The authors' own limitations are the honest ones. They ran no original attacks on production systems. Their literature was English-language only, with the selection bias that implies. The empirical studies they lean on examined models of up to 13 billion parameters, while clinical foundation models now reach 100 billion and beyond — so the extrapolation to the largest models, they concede, still needs empirical confirmation. And the defences they sketch — monitoring for disagreement across model ensembles, adversarial testing, logging that is auditable yet privacy-preserving — have not been validated in any prospective clinical setting. Cite this as a well-reasoned argument about a plausible risk, not as a measured rate of harm.
Why it matters here
For European systems the relevant detail is concrete. The European Health Data Space is built to connect health data across 27 member states — on the order of 450 million people — with federated learning among its intended mechanisms. A federated model trained across that space inherits the trust assumptions of every contributing node. In the authors' projection, control over the data feeds of three to five member states — eleven to nineteen percent of participants — could in principle shape a shared model while leaving each national dataset looking unremarkable. That is a design question worth raising while the architecture is still open, not a cause for alarm. The usable takeaway is narrow: when a clinical AI is evaluated, robustness against deliberately corrupted training data belongs on the list of questions — and the size of the dataset is not an answer to it.

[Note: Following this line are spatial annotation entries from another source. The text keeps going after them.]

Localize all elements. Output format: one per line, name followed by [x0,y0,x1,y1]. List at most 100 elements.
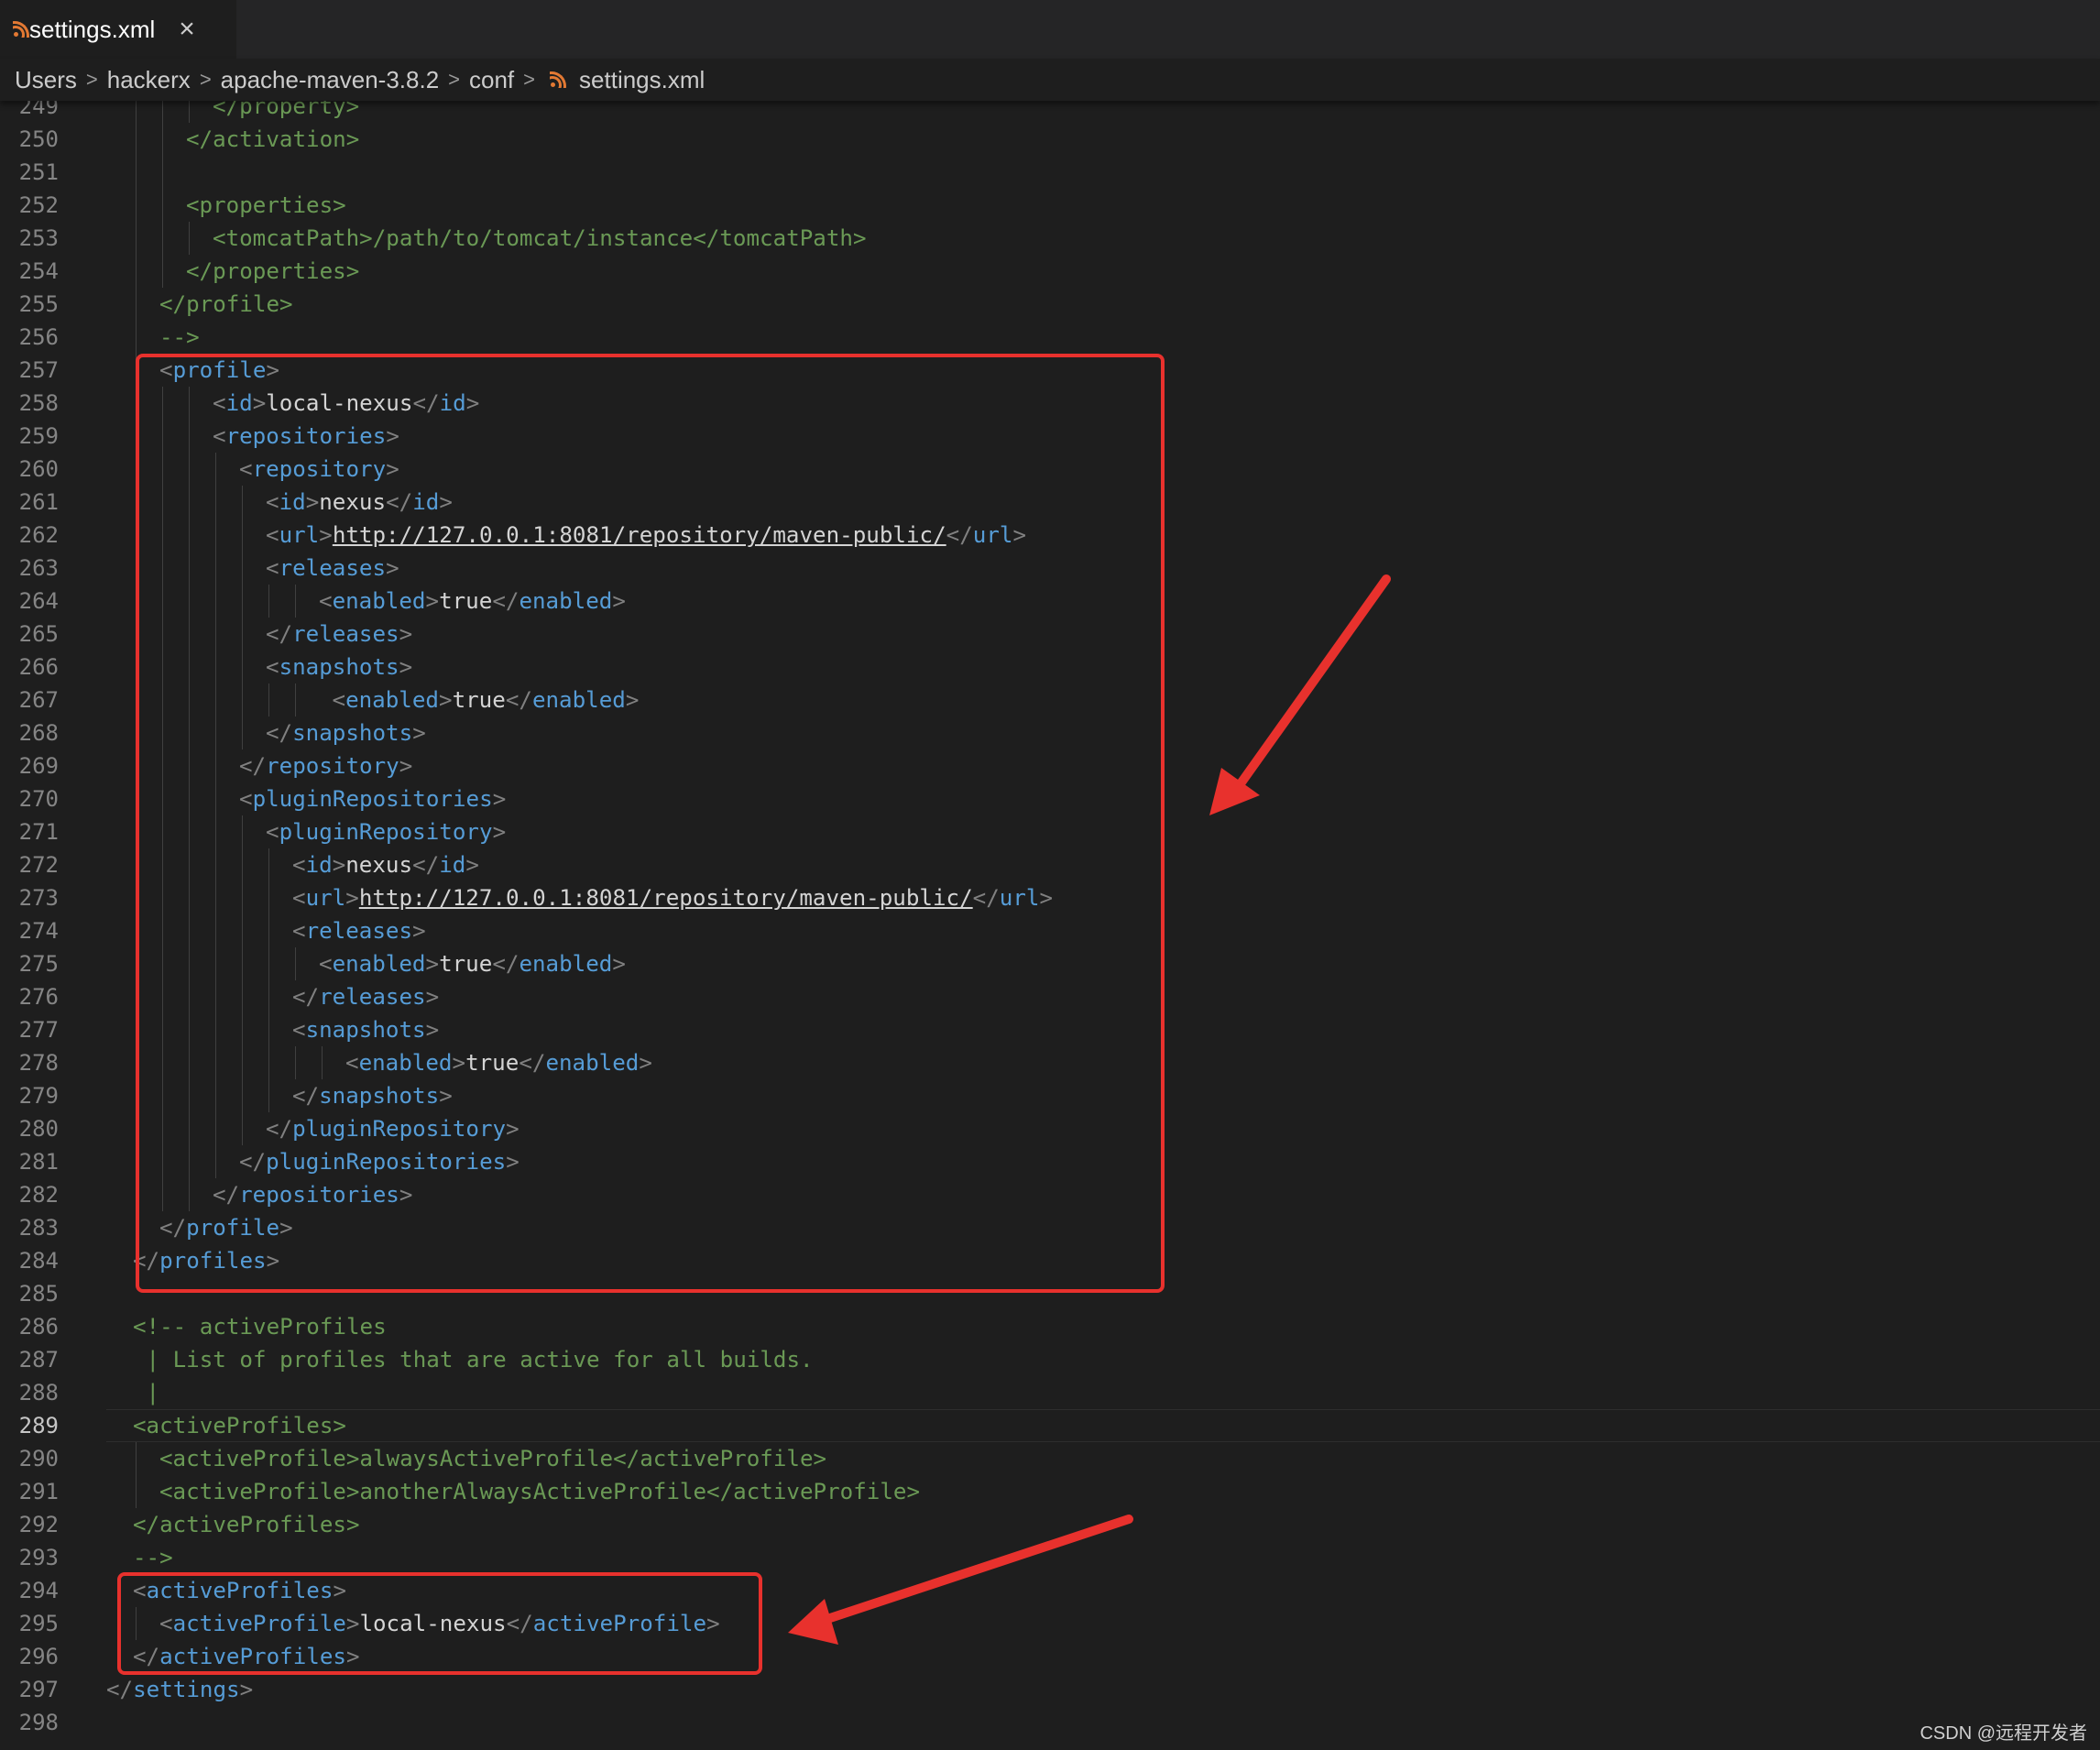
indent-guide [215,651,216,684]
code-token: true [465,1050,520,1076]
code-token: </ [213,1182,240,1208]
code-token: > [612,588,626,614]
url-link[interactable]: http://127.0.0.1:8081/repository/maven-p… [333,522,946,548]
code-line[interactable]: 250 </activation> [0,123,2100,156]
code-line[interactable]: 298 [0,1706,2100,1739]
code-line[interactable]: 263 <releases> [0,552,2100,585]
code-token: > [399,753,413,779]
indent-guide [162,1079,163,1112]
breadcrumb-item[interactable]: apache-maven-3.8.2 [221,66,439,94]
code-line[interactable]: 289 <activeProfiles> [0,1409,2100,1442]
code-line[interactable]: 272 <id>nexus</id> [0,848,2100,881]
breadcrumb-file[interactable]: settings.xml [579,66,705,94]
code-line[interactable]: 280 </pluginRepository> [0,1112,2100,1145]
code-token: </ [159,1215,187,1241]
indent-guide [215,552,216,585]
code-line[interactable]: 283 </profile> [0,1211,2100,1244]
code-line[interactable]: 273 <url>http://127.0.0.1:8081/repository… [0,881,2100,914]
code-line[interactable]: 293 --> [0,1541,2100,1574]
code-line[interactable]: 287 | List of profiles that are active fo… [0,1343,2100,1376]
url-link[interactable]: http://127.0.0.1:8081/repository/maven-p… [359,885,973,911]
breadcrumb-item[interactable]: hackerx [107,66,191,94]
code-line[interactable]: 276 </releases> [0,980,2100,1013]
code-line[interactable]: 271 <pluginRepository> [0,815,2100,848]
code-token: | [146,1380,160,1405]
code-line[interactable]: 286 <!-- activeProfiles [0,1310,2100,1343]
code-line[interactable]: 281 </pluginRepositories> [0,1145,2100,1178]
indent-guide [136,1607,137,1640]
code-line[interactable]: 274 <releases> [0,914,2100,947]
code-line[interactable]: 264 <enabled>true</enabled> [0,585,2100,618]
code-token: true [439,951,493,977]
indent-guide [189,552,190,585]
indent-guide [215,618,216,651]
code-line[interactable]: 288 | [0,1376,2100,1409]
code-line[interactable]: 267 <enabled>true</enabled> [0,684,2100,716]
code-token: > [425,984,440,1010]
code-line[interactable]: 265 </releases> [0,618,2100,651]
code-line[interactable]: 297 </settings> [0,1673,2100,1706]
code-line[interactable]: 262 <url>http://127.0.0.1:8081/repository… [0,519,2100,552]
indent-guide [162,716,163,749]
code-editor[interactable]: 249 </property> 250 </activation> 251 252 <pro… [0,84,2100,1750]
code-line[interactable]: 290 <activeProfile>alwaysActiveProfile</a… [0,1442,2100,1475]
code-token: > [399,1182,413,1208]
indent-guide [162,947,163,980]
line-number: 253 [18,225,59,251]
breadcrumb-item[interactable]: conf [469,66,514,94]
code-line[interactable]: 261 <id>nexus</id> [0,486,2100,519]
code-line[interactable]: 269 </repository> [0,749,2100,782]
indent-guide [189,1046,190,1079]
code-text: </repository> [239,749,412,782]
code-line[interactable]: 291 <activeProfile>anotherAlwaysActivePro… [0,1475,2100,1508]
code-line[interactable]: 257 <profile> [0,354,2100,387]
line-number: 273 [18,885,59,911]
line-number: 285 [18,1281,59,1307]
code-token: > [439,489,453,515]
code-line[interactable]: 277 <snapshots> [0,1013,2100,1046]
code-line[interactable]: 294 <activeProfiles> [0,1574,2100,1607]
code-line[interactable]: 259 <repositories> [0,420,2100,453]
code-line[interactable]: 266 <snapshots> [0,651,2100,684]
code-token: enabled [332,951,426,977]
code-line[interactable]: 252 <properties> [0,189,2100,222]
code-line[interactable]: 260 <repository> [0,453,2100,486]
code-line[interactable]: 275 <enabled>true</enabled> [0,947,2100,980]
code-line[interactable]: 296 </activeProfiles> [0,1640,2100,1673]
code-line[interactable]: 268 </snapshots> [0,716,2100,749]
code-line[interactable]: 285 [0,1277,2100,1310]
indent-guide [162,1145,163,1178]
code-text: </activeProfiles> [133,1508,360,1541]
code-token: url [305,885,346,911]
indent-guide [295,947,296,980]
code-line[interactable]: 270 <pluginRepositories> [0,782,2100,815]
code-line[interactable]: 255 </profile> [0,288,2100,321]
code-line[interactable]: 295 <activeProfile>local-nexus</activePro… [0,1607,2100,1640]
code-token: < [133,1578,147,1603]
close-icon[interactable]: × [179,14,195,45]
code-line[interactable]: 278 <enabled>true</enabled> [0,1046,2100,1079]
line-number: 288 [18,1380,59,1405]
code-line[interactable]: 284 </profiles> [0,1244,2100,1277]
indent-guide [242,914,243,947]
code-line[interactable]: 282 </repositories> [0,1178,2100,1211]
code-token: > [465,852,479,878]
line-number: 287 [18,1347,59,1373]
breadcrumb-item[interactable]: Users [15,66,77,94]
indent-guide [189,222,190,255]
indent-guide [189,1178,190,1211]
code-line[interactable]: 258 <id>local-nexus</id> [0,387,2100,420]
code-token: enabled [519,951,613,977]
code-line[interactable]: 279 </snapshots> [0,1079,2100,1112]
code-line[interactable]: 251 [0,156,2100,189]
code-text: | [147,1376,160,1409]
code-line[interactable]: 254 </properties> [0,255,2100,288]
code-token: > [266,1248,280,1274]
line-number: 278 [18,1050,59,1076]
code-token: | List of profiles that are active for a… [146,1347,814,1373]
tab-settings-xml[interactable]: settings.xml × [0,0,236,59]
code-line[interactable]: 292 </activeProfiles> [0,1508,2100,1541]
code-line[interactable]: 253 <tomcatPath>/path/to/tomcat/instance<… [0,222,2100,255]
code-line[interactable]: 256 --> [0,321,2100,354]
code-token: <!-- activeProfiles [133,1314,387,1340]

Source: Abtahi F, Seoane F, Pau I, Vega-Barbas M. Data Poisoning Vulnerabilities Across Health Care Artificial Intelligence Architectures: Analytical Security Framework and Defense Strategies. Journal of Medical Internet Research 2026;28:e87969. An analytical threat-modelling synthesis of prior security research, funded by the SMAILE core facility at the Karolinska Institutet (no competing interests declared); it presents no original experiments, and its medical attack scenarios are explicitly hypothetical rather than documented incidents.